Abril 21, 2008
Insomnia
Duermo mal. Me despierto a eso de las 3 de la mañana y no puedo volver a dormir. Doy vueltas en mi cama de prisionero. No miro el reloj. Miro la ventana. El cambio de luz. Oigo roncar a la gata. No cuento ovejas. Repito palabras secretas. Entro en sopor pero sigo conciente. De pronto pienso en alguien. En algo. En pendientes. En lo que haré mañana aunque en realidad ya sea hoy. Horarios, presupuesto, lugares. Imagino.
Miro la ventana de nuevo. La luz ha cambiado. Está más claro. No miro el reloj. Recuerdo todos mis insomnios que son demasiados. Los de niña. El terror que me daba la oscuridad. La nostalgia inexplicable de algún vehículo pasando por la carretera a una hora que me parecía superlativamente tarde. La sombra de luz que los faroles encendidos irradiaban hacia mi cuarto. Y luego la oscuridad. Y el silencio. Y los grillos.
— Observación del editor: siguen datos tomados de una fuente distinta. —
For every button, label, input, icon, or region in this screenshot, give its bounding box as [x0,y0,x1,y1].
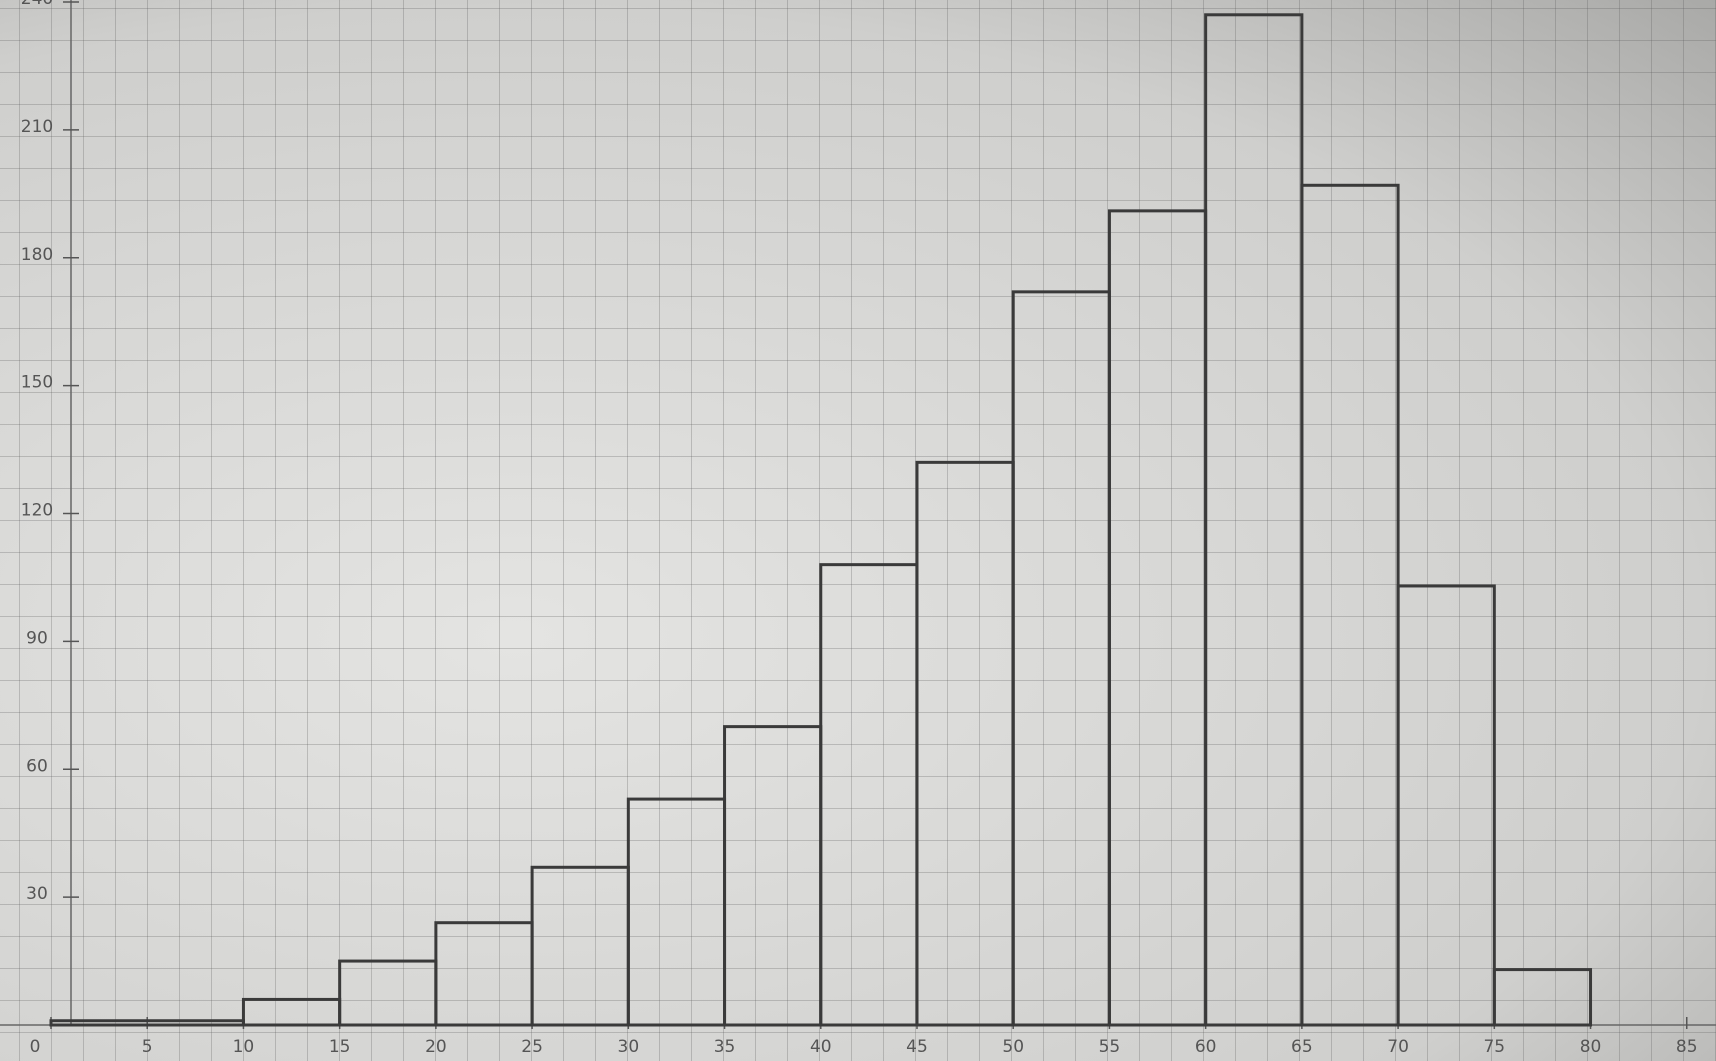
x-tick-label: 60 [1195,1037,1217,1057]
x-tick-label: 5 [142,1037,153,1057]
y-tick-label: 120 [21,501,53,521]
x-tick-label: 35 [714,1037,736,1057]
bar [628,799,724,1025]
x-tick-label: 75 [1483,1037,1505,1057]
x-tick-label: 45 [906,1037,928,1057]
bar [725,727,821,1025]
y-tick-label: 150 [21,373,53,393]
y-tick-label: 240 [21,0,53,9]
x-tick-label: 65 [1291,1037,1313,1057]
x-tick-label: 25 [521,1037,543,1057]
chart: 30 60 90 120 150 180 210 240 0 5 10 15 20 25 30 35 40 45 5… [0,0,1716,1061]
bar [917,462,1013,1025]
graph-paper: 30 60 90 120 150 180 210 240 0 5 10 15 20 25 30 35 40 45 5… [0,0,1716,1061]
bar [340,961,436,1025]
bar [821,565,917,1025]
y-tick-label: 60 [26,756,48,776]
bar [1013,292,1109,1025]
x-tick-label: 50 [1002,1037,1024,1057]
bar [1494,970,1590,1025]
x-tick-label: 10 [233,1037,255,1057]
x-tick-label: 20 [425,1037,447,1057]
x-tick-label: 40 [810,1037,832,1057]
bar [1398,586,1494,1025]
x-tick-label: 70 [1387,1037,1409,1057]
x-tick-label: 0 [30,1037,41,1057]
y-tick-label: 180 [21,245,53,265]
y-tick-label: 210 [21,117,53,137]
y-tick-label: 30 [26,884,48,904]
x-tick-label: 85 [1676,1037,1698,1057]
x-tick-label: 55 [1099,1037,1121,1057]
bar [1109,211,1205,1025]
bar [1302,185,1398,1025]
y-tick-label: 90 [26,628,48,648]
bar [436,923,532,1025]
x-tick-label: 15 [329,1037,351,1057]
bar [1206,15,1302,1025]
bar [532,867,628,1025]
bar [243,999,339,1025]
x-tick-label: 80 [1580,1037,1602,1057]
x-tick-label: 30 [618,1037,640,1057]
No puedo dormir, pero tengo sueño. No puedo leer. Quiero dormir. No puedo escribir. Quiero dormir. No quiero pensar en nada. Quiero dormir.
Cierro los ojos. Los aprieto. Como si con ello viniera el sueño. Repito palabras mágicas. No cuento ovejas. Oigo a la gata roncar. Oigo al vecino roncar. No miro el reloj. No hace falta. Ya lo sé: es la hora en que los pájaros comienzan a cantar, con el presentimiento del sol en sus plumas.
No alcanzaré a ver la mañana. Sin darme cuenta duermo. Y despertaré sobresaltada al darme cuenta de lo tarde que es.